Ive only 1 error message from ws-sync or the daemon:

cannot pull image: rpc error: code = Unknown desc = Error response from daemon: Get https://internregistry.com/v2/: dial tcp: lookup internregistry.com on 8.8.8.8:53: server misbehaving.

I changed the intern /etc/hosts from image-builder because im using an intern registry.

Do i need to add the hostname to any other deployment or something?

There was a closed bug for this in 0.5.0 but I don’t think it was ever resolved. I just ran into this error on 0.6.0 as well.
cannot initialize workspace: cannot connect to ws-sync · Issue #2029 · gitpod-io/gitpod (github.com)

If i do that, I don’t can even open the website because a lot of pods want port 9500.

Okay that makes sense. What we have learned is Gitpod needs its own dedicated K8s cluster for each deployment. There are just too many hooks into the K8s nodes to run this alongside any other application, including multiple Gitpod deployments.

I don’t know why it use 8.8.8.8. I have configured my own hostname for this url.

I can add it in image-builder and it works but i dont know, how i need to add this hostname too.

I don’t have a ws-sync deployment, where i can add the hostname.

It can build the image and push it into the registry but can’t pull the made image from the registry.

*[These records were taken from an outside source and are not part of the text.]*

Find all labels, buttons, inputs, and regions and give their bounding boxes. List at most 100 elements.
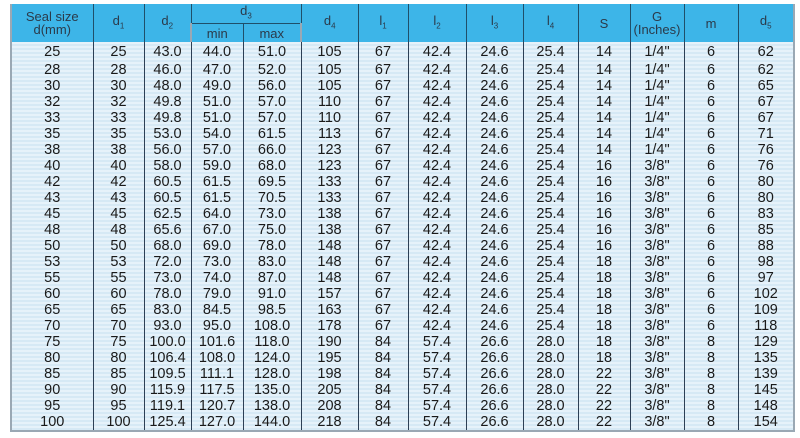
cell-s: 14 [577,94,631,110]
cell-d5: 67 [737,110,795,126]
cell-m: 8 [683,398,739,414]
cell-d2: 119.1 [143,398,192,414]
cell-l1: 67 [357,78,409,94]
cell-l3: 24.6 [465,222,524,238]
table-body: 25 25 43.0 44.0 51.0 105 67 42.4 24.6 25.4 14 1/4" 6… [10,42,795,432]
cell-d2: 60.5 [143,174,192,190]
cell-l4: 25.4 [522,286,579,302]
cell-d5: 85 [737,222,795,238]
header-g: G (Inches) [629,4,685,42]
cell-s: 18 [577,286,631,302]
cell-d3-min: 64.0 [190,206,244,222]
cell-d5: 139 [737,366,795,382]
cell-l1: 84 [357,398,409,414]
cell-l4: 28.0 [522,382,579,398]
cell-l3: 26.6 [465,398,524,414]
cell-d3-min: 95.0 [190,318,244,334]
cell-seal-size: 30 [10,78,94,94]
cell-l4: 25.4 [522,318,579,334]
cell-l3: 24.6 [465,42,524,62]
cell-g: 3/8" [629,398,685,414]
cell-d1: 100 [92,414,145,432]
cell-l4: 25.4 [522,190,579,206]
cell-d3-min: 67.0 [190,222,244,238]
cell-d2: 68.0 [143,238,192,254]
cell-l1: 67 [357,318,409,334]
cell-d5: 80 [737,174,795,190]
cell-d2: 58.0 [143,158,192,174]
cell-d3-min: 74.0 [190,270,244,286]
cell-d3-max: 57.0 [242,94,302,110]
cell-d3-max: 70.5 [242,190,302,206]
cell-m: 6 [683,94,739,110]
cell-l4: 25.4 [522,126,579,142]
cell-d4: 105 [300,62,359,78]
cell-d5: 98 [737,254,795,270]
cell-s: 18 [577,254,631,270]
cell-d4: 218 [300,414,359,432]
cell-m: 6 [683,286,739,302]
cell-d3-max: 57.0 [242,110,302,126]
cell-l2: 57.4 [407,414,467,432]
cell-d3-max: 52.0 [242,62,302,78]
header-l1: l1 [357,4,409,42]
cell-s: 16 [577,238,631,254]
cell-s: 18 [577,270,631,286]
cell-g: 3/8" [629,158,685,174]
cell-d5: 62 [737,42,795,62]
cell-l2: 57.4 [407,366,467,382]
cell-d2: 73.0 [143,270,192,286]
cell-g: 3/8" [629,174,685,190]
header-d3-min: min [190,23,244,42]
cell-l3: 24.6 [465,126,524,142]
cell-seal-size: 48 [10,222,94,238]
cell-m: 6 [683,126,739,142]
cell-l1: 67 [357,254,409,270]
header-l3: l3 [465,4,524,42]
cell-l1: 67 [357,270,409,286]
cell-d2: 49.8 [143,94,192,110]
cell-l4: 25.4 [522,222,579,238]
cell-l3: 26.6 [465,382,524,398]
cell-l1: 84 [357,382,409,398]
cell-l4: 25.4 [522,238,579,254]
cell-d4: 133 [300,174,359,190]
table-row: 70 70 93.0 95.0 108.0 178 67 42.4 24.6 25.4 18 3/8"… [10,318,795,334]
cell-s: 14 [577,110,631,126]
cell-s: 18 [577,350,631,366]
cell-s: 22 [577,382,631,398]
table-row: 100 100 125.4 127.0 144.0 218 84 57.4 26.6 28.0 22… [10,414,795,432]
table-row: 30 30 48.0 49.0 56.0 105 67 42.4 24.6 25.4 14 1/4" 6… [10,78,795,94]
cell-seal-size: 65 [10,302,94,318]
cell-d1: 85 [92,366,145,382]
cell-l4: 28.0 [522,334,579,350]
cell-seal-size: 38 [10,142,94,158]
cell-l1: 67 [357,190,409,206]
cell-l4: 28.0 [522,366,579,382]
header-l2: l2 [407,4,467,42]
cell-d1: 48 [92,222,145,238]
cell-g: 3/8" [629,286,685,302]
table-row: 85 85 109.5 111.1 128.0 198 84 57.4 26.6 28.0 22 3/… [10,366,795,382]
cell-l2: 42.4 [407,206,467,222]
cell-m: 8 [683,414,739,432]
cell-d1: 80 [92,350,145,366]
cell-l3: 26.6 [465,366,524,382]
cell-d1: 28 [92,62,145,78]
cell-l4: 25.4 [522,62,579,78]
header-seal-size: Seal size d(mm) [10,4,94,42]
cell-l1: 67 [357,126,409,142]
cell-d3-max: 128.0 [242,366,302,382]
cell-d3-max: 91.0 [242,286,302,302]
cell-l1: 67 [357,302,409,318]
cell-l2: 57.4 [407,334,467,350]
d1-subscript: 1 [119,21,125,31]
cell-seal-size: 50 [10,238,94,254]
cell-m: 8 [683,366,739,382]
cell-m: 6 [683,270,739,286]
cell-l4: 25.4 [522,42,579,62]
cell-s: 22 [577,398,631,414]
cell-m: 6 [683,110,739,126]
l3-label: l [490,12,494,28]
cell-l4: 28.0 [522,398,579,414]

I just have Gitpod. But a lot of Pods from Gitpod want to use Port 9500.

Hi @supersebe,

I just have Gitpod. But a lot of Pods from Gitpod want to use Port 9500.

These pods are used to export metrics. You can change them in the Helm templates.

I did that. I changed every 9500 that i could find, but it still want to use port 9500.